3.3.1Het incident op 26 april 2019 en de gepleegde geweldshandelingen
Aanleiding en eerste geweldshandelingen
Op 26 april 2019 vond een geweldsincident plaats bij de vestiging van [bedrijf] aan [straatnaam] in Amsterdam. Twee medewerkers van de [bedrijf] , [medewerker 1] (hierna: [medewerker 1] ) en [medewerker 2] (hierna: [medewerker 2] ), hebben naar aanleiding hiervan aangifte gedaan. Camerabeelden van het incident zijn in het dossier gevoegd en zijn door de politie beschreven en door de rechtbank tijdens de zitting bekeken.
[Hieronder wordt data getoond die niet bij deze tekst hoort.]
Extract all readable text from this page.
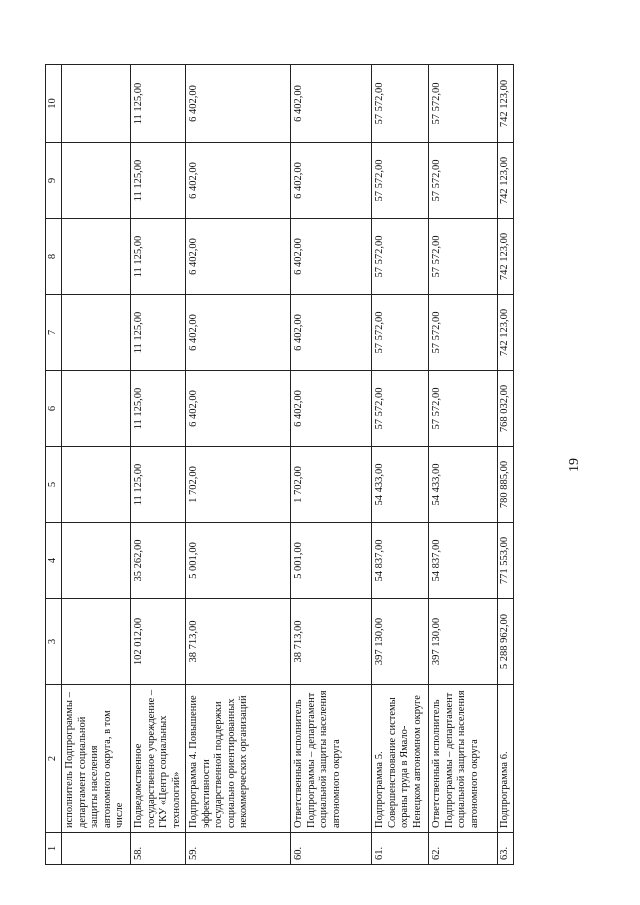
1	2	3	4	5	6	7	8	9	10
	исполнитель Подпрограммы – департамент социальной защиты населения автономного округа, в том числе								
58.	Подведомственное государственное учреждение – ГКУ «Центр социальных технологий»	102 012,00	35 262,00	11 125,00	11 125,00	11 125,00	11 125,00	11 125,00	11 125,00
59.	Подпрограмма 4. Повышение эффективности государственной поддержки социально ориентированных некоммерческих организаций	38 713,00	5 001,00	1 702,00	6 402,00	6 402,00	6 402,00	6 402,00	6 402,00
60.	Ответственный исполнитель Подпрограммы – департамент социальной защиты населения автономного округа	38 713,00	5 001,00	1 702,00	6 402,00	6 402,00	6 402,00	6 402,00	6 402,00
61.	Подпрограмма 5. Совершенствование системы охраны труда в Ямало-Ненецком автономном округе	397 130,00	54 837,00	54 433,00	57 572,00	57 572,00	57 572,00	57 572,00	57 572,00
62.	Ответственный исполнитель Подпрограммы – департамент социальной защиты населения автономного округа	397 130,00	54 837,00	54 433,00	57 572,00	57 572,00	57 572,00	57 572,00	57 572,00
63.	Подпрограмма 6.	5 288 962,00	771 553,00	780 885,00	768 032,00	742 123,00	742 123,00	742 123,00	742 123,00
19
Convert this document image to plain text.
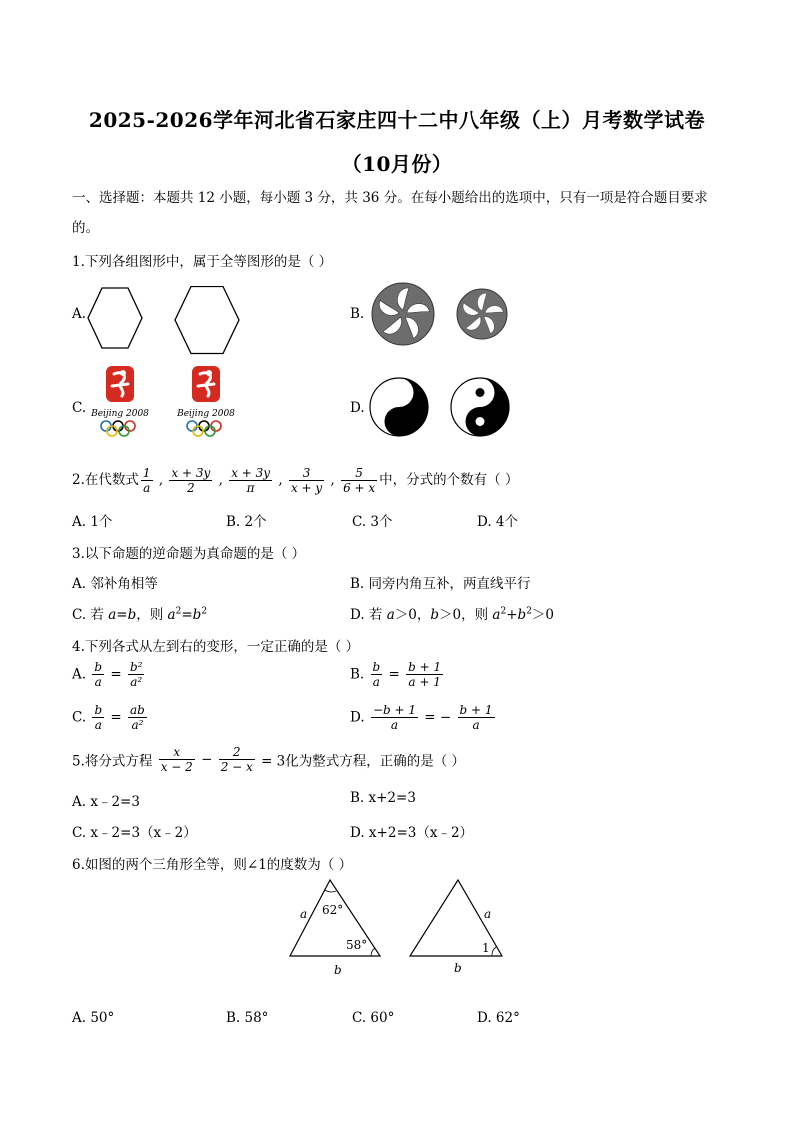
2025-2026学年河北省石家庄四十二中八年级（上）月考数学试卷
（10月份）
一、选择题：本题共 12 小题，每小题 3 分，共 36 分。在每小题给出的选项中，只有一项是符合题目要求
的。
1.下列各组图形中，属于全等图形的是（ ）
A.	B.
C. Beijing 2008	Beijing 2008	D.
2.在代数式 $\frac{1}{a}$ , $\frac{x + 3y}{2}$ , $\frac{x + 3y}{\pi}$ , $\frac{3}{x + y}$ , $\frac{5}{6 + x}$ 中，分式的个数有（ ）
A. 1个	B. 2个	C. 3个	D. 4个
3.以下命题的逆命题为真命题的是（ ）
A. 邻补角相等	B. 同旁内角互补，两直线平行
C. 若 a=b，则 $a^2=b^2$	D. 若 a＞0，b＞0，则 $a^2+b^2>0$
4.下列各式从左到右的变形，一定正确的是（ ）
A. $\frac{b}{a} = \frac{\text{b²}}{\text{a²}}$	B. $\frac{b}{a} = \frac{b + 1}{a + 1}$
C. $\frac{b}{a} = \frac{ab}{\text{a²}}$	D. $\frac{-b + 1}{a}$ = − $\frac{b + 1}{a}$
5.将分式方程 $\frac{x}{x - 2} - \frac{2}{2 - x} = 3$化为整式方程，正确的是（ ）
A. x﹣2=3	B. x+2=3
C. x﹣2=3（x﹣2）	D. x+2=3（x﹣2）
6.如图的两个三角形全等，则∠1的度数为（ ）
62°
58°
a
b
1
a
b
A. 50°	B. 58°	C. 60°	D. 62°
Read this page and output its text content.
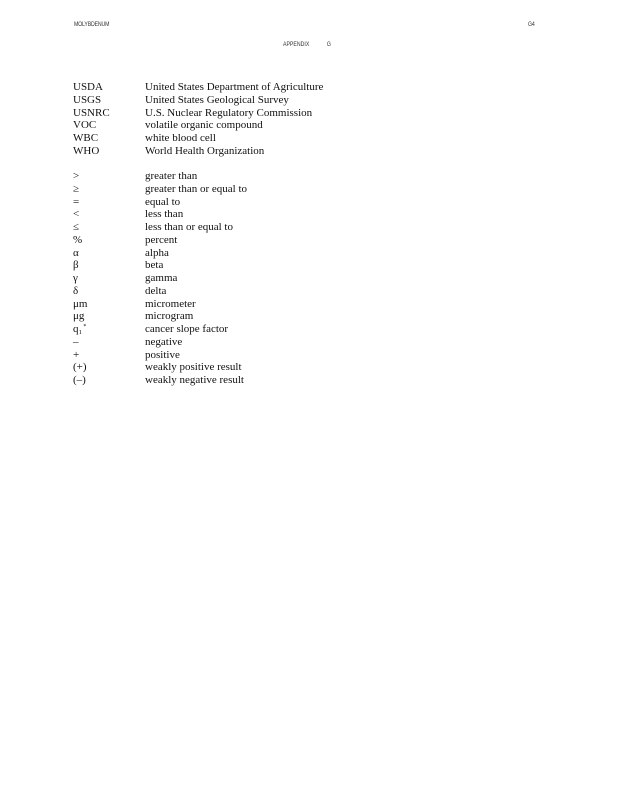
MOLYBDENUM	G4
APPENDIX	G
USDA	United States Department of Agriculture
USGS	United States Geological Survey
USNRC	U.S. Nuclear Regulatory Commission
VOC	volatile organic compound
WBC	white blood cell
WHO	World Health Organization
>	greater than
≥	greater than or equal to
=	equal to
<	less than
≤	less than or equal to
%	percent
α	alpha
β	beta
γ	gamma
δ	delta
μm	micrometer
μg	microgram
q₁*	cancer slope factor
–	negative
+	positive
(+)	weakly positive result
(–)	weakly negative result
Op grond van het dossier en de camerabeelden stelt de rechtbank het volgende vast.
De gevel van de vestiging van [bedrijf] aan [straatnaam] in Amsterdam bestaat aan de straatzijde vrijwel geheel uit een glazen pui: rechts een hoge glazen deur en links een – vrij smalle – hoge ruit met een vitrine met uitgestalde pizza’s. Na binnenkomst is links een vitrine en een balie met de kassa. Aan de rechterzijde is een smalle hoge toog met enkele barkrukken. Verderop in de zaak bevindt zich een restaurantgedeelte met tafels en stoelen.
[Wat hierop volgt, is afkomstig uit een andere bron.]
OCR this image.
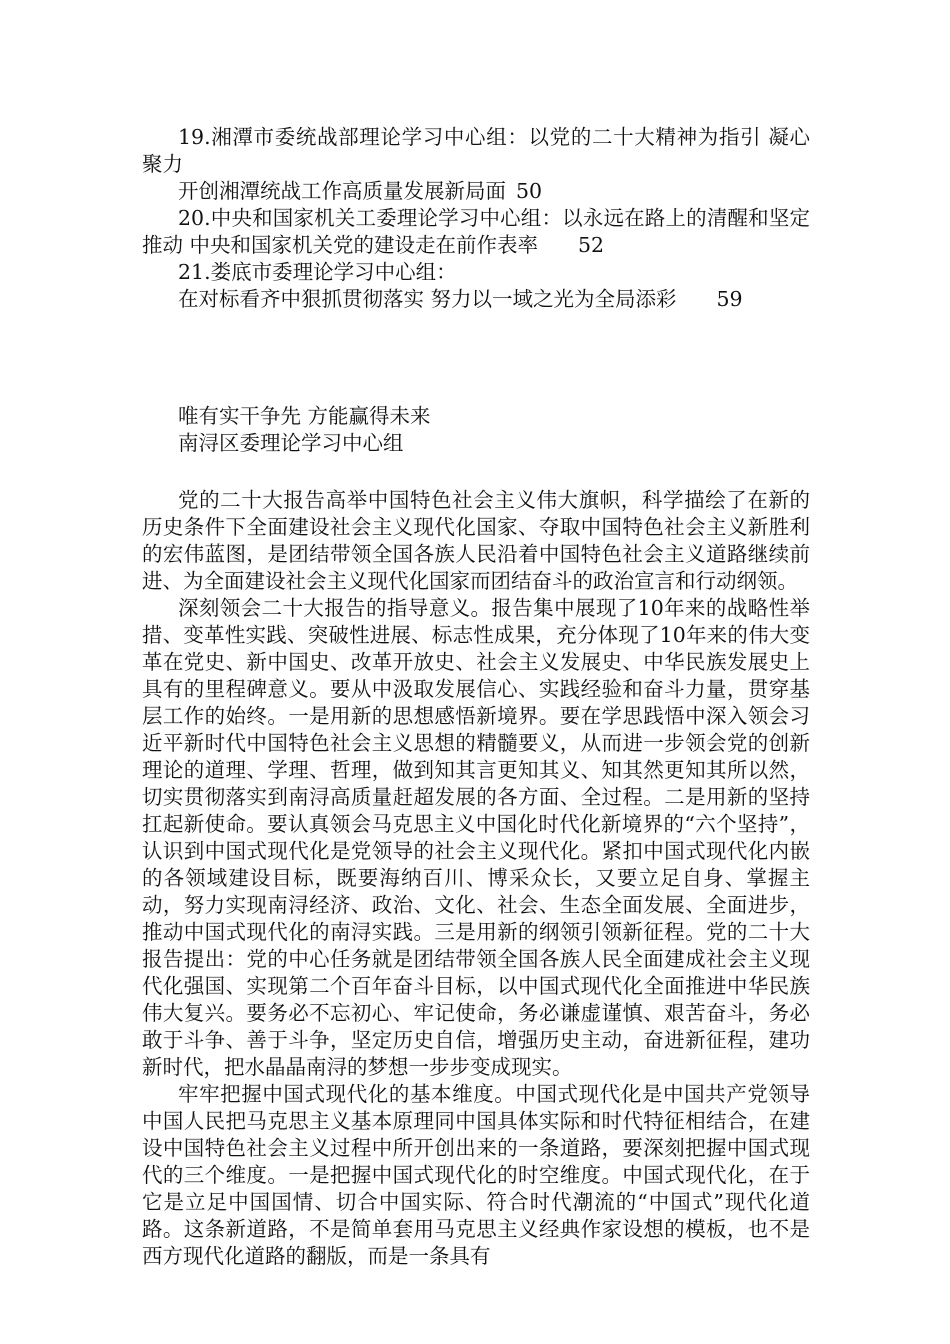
19.湘潭市委统战部理论学习中心组：以党的二十大精神为指引 凝心聚力

开创湘潭统战工作高质量发展新局面 50

20.中央和国家机关工委理论学习中心组：以永远在路上的清醒和坚定推动 中央和国家机关党的建设走在前作表率 52

21.娄底市委理论学习中心组：

在对标看齐中狠抓贯彻落实 努力以一域之光为全局添彩 59

唯有实干争先 方能赢得未来

南浔区委理论学习中心组

党的二十大报告高举中国特色社会主义伟大旗帜，科学描绘了在新的历史条件下全面建设社会主义现代化国家、夺取中国特色社会主义新胜利的宏伟蓝图，是团结带领全国各族人民沿着中国特色社会主义道路继续前进、为全面建设社会主义现代化国家而团结奋斗的政治宣言和行动纲领。

深刻领会二十大报告的指导意义。报告集中展现了10年来的战略性举措、变革性实践、突破性进展、标志性成果，充分体现了10年来的伟大变革在党史、新中国史、改革开放史、社会主义发展史、中华民族发展史上具有的里程碑意义。要从中汲取发展信心、实践经验和奋斗力量，贯穿基层工作的始终。一是用新的思想感悟新境界。要在学思践悟中深入领会习近平新时代中国特色社会主义思想的精髓要义，从而进一步领会党的创新理论的道理、学理、哲理，做到知其言更知其义、知其然更知其所以然，切实贯彻落实到南浔高质量赶超发展的各方面、全过程。二是用新的坚持扛起新使命。要认真领会马克思主义中国化时代化新境界的“六个坚持”，认识到中国式现代化是党领导的社会主义现代化。紧扣中国式现代化内嵌的各领域建设目标，既要海纳百川、博采众长，又要立足自身、掌握主动，努力实现南浔经济、政治、文化、社会、生态全面发展、全面进步，推动中国式现代化的南浔实践。三是用新的纲领引领新征程。党的二十大报告提出：党的中心任务就是团结带领全国各族人民全面建成社会主义现代化强国、实现第二个百年奋斗目标，以中国式现代化全面推进中华民族伟大复兴。要务必不忘初心、牢记使命，务必谦虚谨慎、艰苦奋斗，务必敢于斗争、善于斗争，坚定历史自信，增强历史主动，奋进新征程，建功新时代，把水晶晶南浔的梦想一步步变成现实。

牢牢把握中国式现代化的基本维度。中国式现代化是中国共产党领导中国人民把马克思主义基本原理同中国具体实际和时代特征相结合，在建设中国特色社会主义过程中所开创出来的一条道路，要深刻把握中国式现代的三个维度。一是把握中国式现代化的时空维度。中国式现代化，在于它是立足中国国情、切合中国实际、符合时代潮流的“中国式”现代化道路。这条新道路，不是简单套用马克思主义经典作家设想的模板，也不是西方现代化道路的翻版，而是一条具有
Verdachte en de drie medeverdachten ( [medeverdachte 2] , [medeverdachte 1] en [medeverdachte 3] ) stonden op 26 april 2019 rond 01:15 uur voor de etalageruit van de [bedrijf] in [straatnaam] , een aantal hing tegen de etalageruit. Alle vier de verdachten waren dronken. Medeverdachte [medeverdachte 2] liep om 01:15:50 uur de winkel binnen en informeerde naar de prijs van een pizza en probeerde € 10,- van de prijs af te krijgen, wat niet lukte. Daarna ging hij naar buiten en kwam vervolgens opnieuw binnen om een pizza te vragen tegen een lagere prijs. Daarop ging hij weer naar buiten, voegde zich bij de medeverdachten en ging weer ruggelings tegen de etalageruit leunen. Ondertussen waren medewerkers van [bedrijf] druk aan het werk achter de balie en vitrine en kwamen diverse klanten binnen die kennelijk iets bestelden. Ook op straat was het nog druk met voorbijgangers.
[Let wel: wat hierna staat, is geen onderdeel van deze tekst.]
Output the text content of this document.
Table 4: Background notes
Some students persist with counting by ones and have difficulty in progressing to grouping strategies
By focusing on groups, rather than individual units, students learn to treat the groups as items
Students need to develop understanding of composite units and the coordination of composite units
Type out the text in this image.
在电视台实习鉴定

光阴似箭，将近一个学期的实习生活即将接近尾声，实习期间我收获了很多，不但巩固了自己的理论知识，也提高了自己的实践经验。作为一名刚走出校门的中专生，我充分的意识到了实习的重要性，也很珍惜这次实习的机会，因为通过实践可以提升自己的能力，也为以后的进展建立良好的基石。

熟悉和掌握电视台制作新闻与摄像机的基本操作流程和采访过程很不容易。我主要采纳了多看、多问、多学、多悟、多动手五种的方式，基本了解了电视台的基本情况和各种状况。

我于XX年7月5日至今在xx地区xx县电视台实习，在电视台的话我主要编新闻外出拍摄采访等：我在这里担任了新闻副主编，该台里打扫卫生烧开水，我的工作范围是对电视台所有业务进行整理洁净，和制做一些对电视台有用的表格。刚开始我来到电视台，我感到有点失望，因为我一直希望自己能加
[medewerker 1] tikte hierna herhaaldelijk op de ruit om de aandacht van de groep te trekken en maakte een gebaar dat, naar het oordeel van de rechtbank, niet mis te verstaan was en alleen kan worden opgevat als een verzoek om opzij te gaan, weg van die etalageruit. Hierop draaide medeverdachte [medeverdachte 1] zich om en sloeg meerdere keren met zijn vuist op de etalageruit. Hij draaide zich vervolgens om en ging weer met zijn rug tegen de etalageruit staan.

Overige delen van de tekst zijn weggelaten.